Der türkeistämmige Bewerber hatte sich mit seinem Klarnamen über ein Portal auf zwei Wohnungen beworben und per Mail jeweils eine Absage bekommen. Er wurde auch nicht für eine Besichtigung eingeladen. Er wollte sich damit nicht abfinden und führte ein sogenanntes Testing durch, indem er seinen türkischen Namen ins Deutsche übersetzte und sich nochmals auf dieselben Wohnungen bewarb. Diesmal wurde er prompt zur Besichtigung eingeladen.
Diskriminierung wegen des Namens
Diese Verdachtsmomente wurden vom Gericht als Indizien für eine Diskriminierung anerkannt. „Dem Kläger ist es gelungen, Indizien darzulegen und zu beweisen, die die Vermutung rechtfertigen, dass er allein aufgrund seines türkisch klingenden Namens, mithin seiner ethnischen Herkunft, keine Einladung zu einem Besichtigungstermin erhalten hat“, heißt es in dem Urteil.
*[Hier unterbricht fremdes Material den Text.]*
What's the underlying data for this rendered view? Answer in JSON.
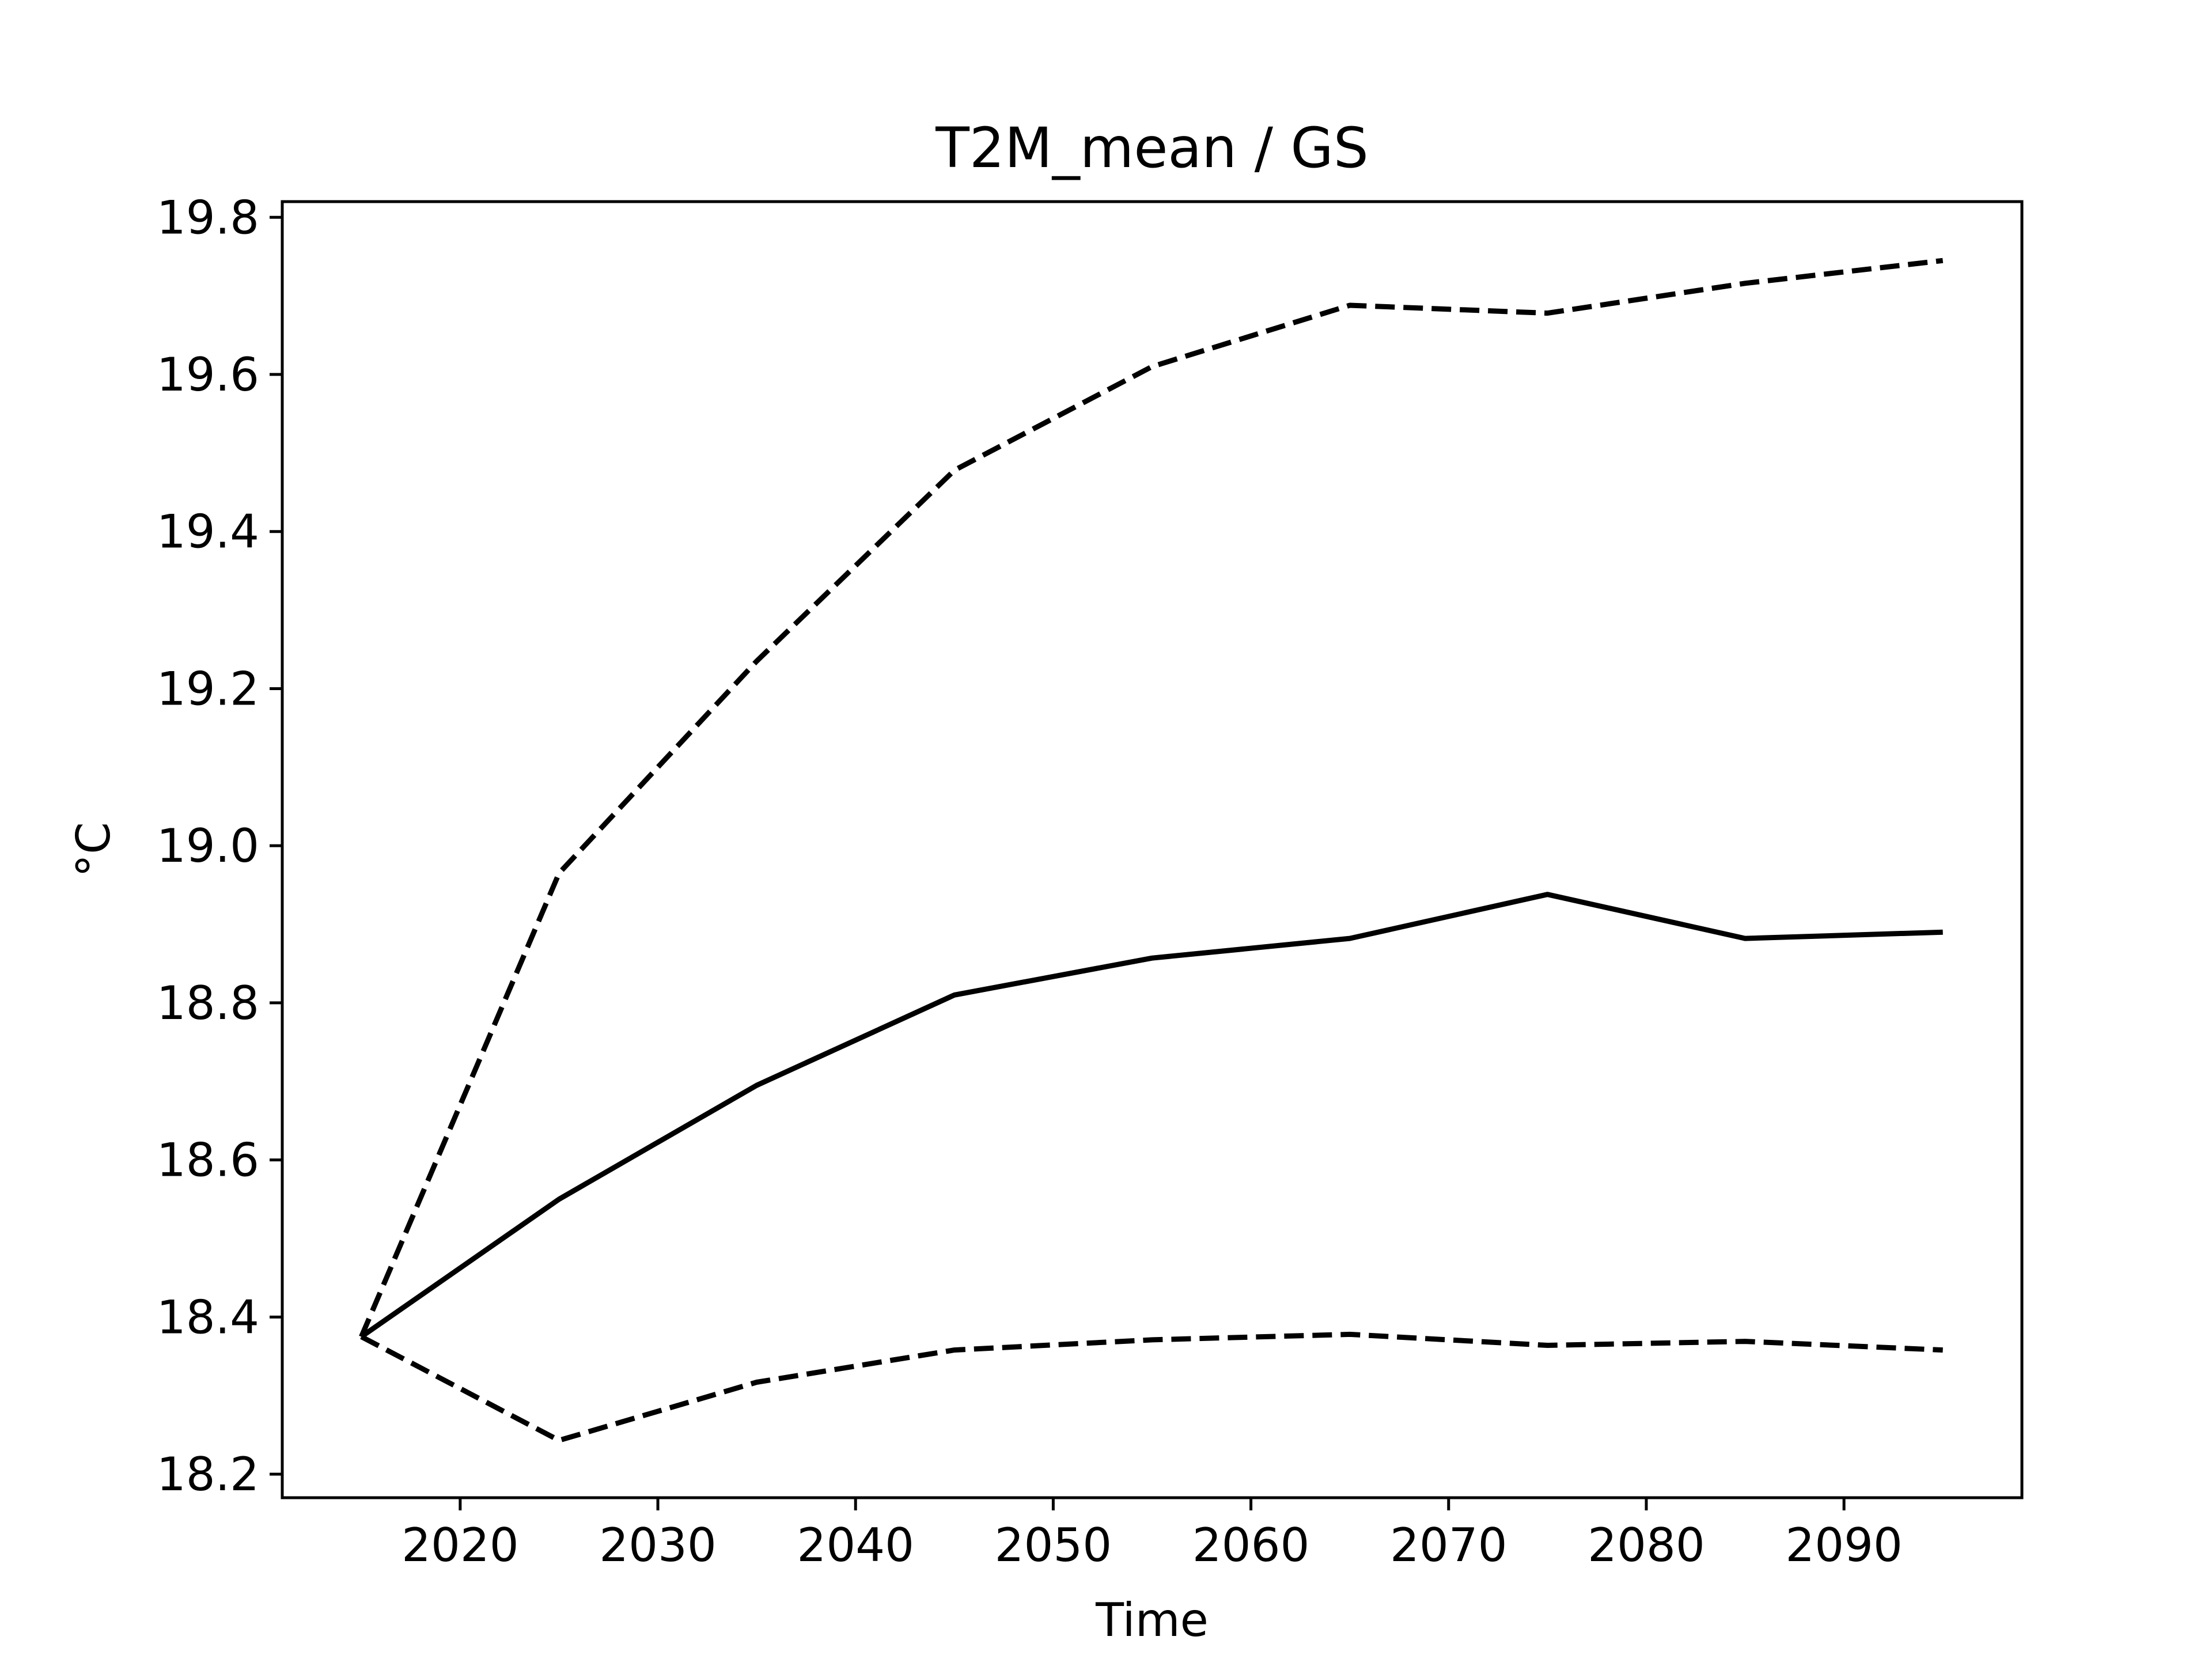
{
  "chart_data": {
    "type": "line",
    "title": "T2M_mean / GS",
    "xlabel": "Time",
    "ylabel": "°C",
    "x": [
      2015,
      2025,
      2035,
      2045,
      2055,
      2065,
      2075,
      2085,
      2095
    ],
    "xlim": [
      2011,
      2099
    ],
    "ylim": [
      18.17,
      19.82
    ],
    "xticks": [
      "2020",
      "2030",
      "2040",
      "2050",
      "2060",
      "2070",
      "2080",
      "2090"
    ],
    "yticks": [
      "18.2",
      "18.4",
      "18.6",
      "18.8",
      "19.0",
      "19.2",
      "19.4",
      "19.6",
      "19.8"
    ],
    "grid": false,
    "series": [
      {
        "style": "solid",
        "color": "#000000",
        "values": [
          18.375,
          18.55,
          18.695,
          18.81,
          18.857,
          18.882,
          18.938,
          18.882,
          18.89
        ]
      },
      {
        "style": "dashed",
        "color": "#000000",
        "values": [
          18.375,
          18.965,
          19.235,
          19.478,
          19.61,
          19.688,
          19.678,
          19.716,
          19.745
        ]
      },
      {
        "style": "dashed",
        "color": "#000000",
        "values": [
          18.375,
          18.243,
          18.317,
          18.358,
          18.371,
          18.378,
          18.364,
          18.369,
          18.358
        ]
      }
    ]
  }
}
Die „Deutsche Wohnen“ konnte mit der Argumentation, dass die Bewerber nach dem Zufallsprinzip ausgewählt worden seien, das Gericht nicht überzeugen.
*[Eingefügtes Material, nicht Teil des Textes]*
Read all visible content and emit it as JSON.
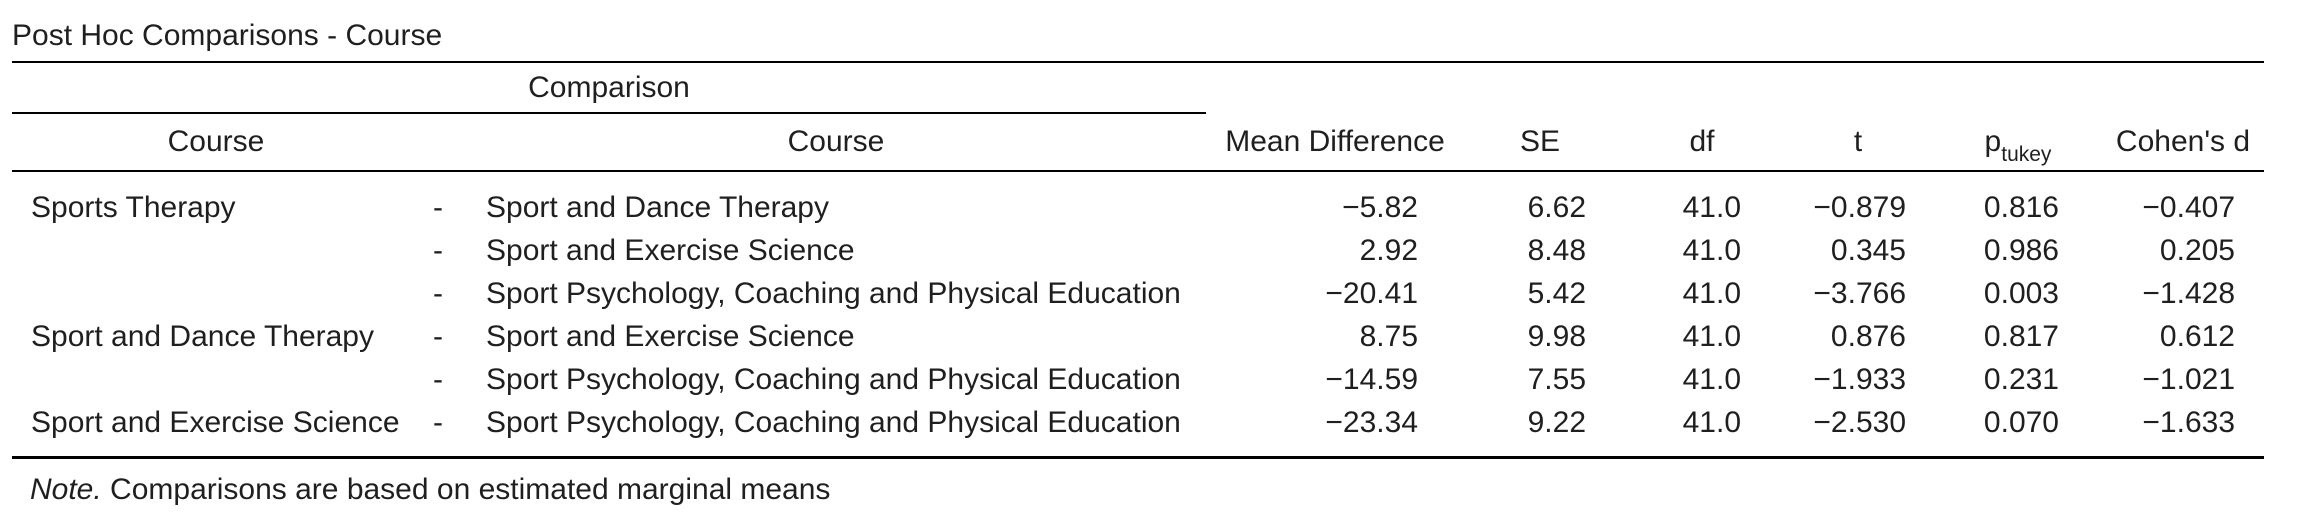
{
  "title": "Post Hoc Comparisons - Course",
  "group_header": "Comparison",
  "headers": {
    "course1": "Course",
    "course2": "Course",
    "mean_diff": "Mean Difference",
    "se": "SE",
    "df": "df",
    "t": "t",
    "p_main": "p",
    "p_sub": "tukey",
    "d": "Cohen's d"
  },
  "rows": [
    {
      "c1": "Sports Therapy",
      "dash": "-",
      "c2": "Sport and Dance Therapy",
      "md": "−5.82",
      "se": "6.62",
      "df": "41.0",
      "t": "−0.879",
      "p": "0.816",
      "d": "−0.407"
    },
    {
      "c1": "",
      "dash": "-",
      "c2": "Sport and Exercise Science",
      "md": "2.92",
      "se": "8.48",
      "df": "41.0",
      "t": "0.345",
      "p": "0.986",
      "d": "0.205"
    },
    {
      "c1": "",
      "dash": "-",
      "c2": "Sport Psychology, Coaching and Physical Education",
      "md": "−20.41",
      "se": "5.42",
      "df": "41.0",
      "t": "−3.766",
      "p": "0.003",
      "d": "−1.428"
    },
    {
      "c1": "Sport and Dance Therapy",
      "dash": "-",
      "c2": "Sport and Exercise Science",
      "md": "8.75",
      "se": "9.98",
      "df": "41.0",
      "t": "0.876",
      "p": "0.817",
      "d": "0.612"
    },
    {
      "c1": "",
      "dash": "-",
      "c2": "Sport Psychology, Coaching and Physical Education",
      "md": "−14.59",
      "se": "7.55",
      "df": "41.0",
      "t": "−1.933",
      "p": "0.231",
      "d": "−1.021"
    },
    {
      "c1": "Sport and Exercise Science",
      "dash": "-",
      "c2": "Sport Psychology, Coaching and Physical Education",
      "md": "−23.34",
      "se": "9.22",
      "df": "41.0",
      "t": "−2.530",
      "p": "0.070",
      "d": "−1.633"
    }
  ],
  "note": {
    "label": "Note.",
    "text": " Comparisons are based on estimated marginal means"
  }
}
Gericht erhöht geforderte Entschädigung
Mehr noch: Das Gericht hob die geforderte Entschädigungssumme sogar um 1.000 Euro an, weil es zu der Überzeugung kam, dass das Wohnungsunternehmen die Mailadresse des Bewerbers nach dessen Diskriminierungsbeschwerde blockiert hatte. Somit hatte er keine Möglichkeit mehr, sich bei der „Deutsche Wohnen“ auf weitere Wohnungen zu bewerben. Die Beklagte vermietet in Berlin ca. 110.000 Wohnungen und gehört zu den größten Vermietern.
Die Berliner Fachstelle gegen Diskriminierung auf dem Wohnungsmarkt, die den Kläger während des Verfahrens beraten und begleitet hat, ist erfreut über den Richterspruch: „Mit diesem Urteil wird das reaktive Testing von einem weiteren Gericht in der Bundesrepublik Deutschland als Beweismittel in Diskriminierungsfällen anerkannt. Eine durch Indizien glaubhaft gemachte Diskriminierung zu entkräften wird mit diesem Urteil erschwert.“ Die Fachstelle hofft, dass dieses Urteil Menschen in ähnlichen Situationen ermutigt, sich beraten zu lassen und gegen Diskriminierung vorzugehen.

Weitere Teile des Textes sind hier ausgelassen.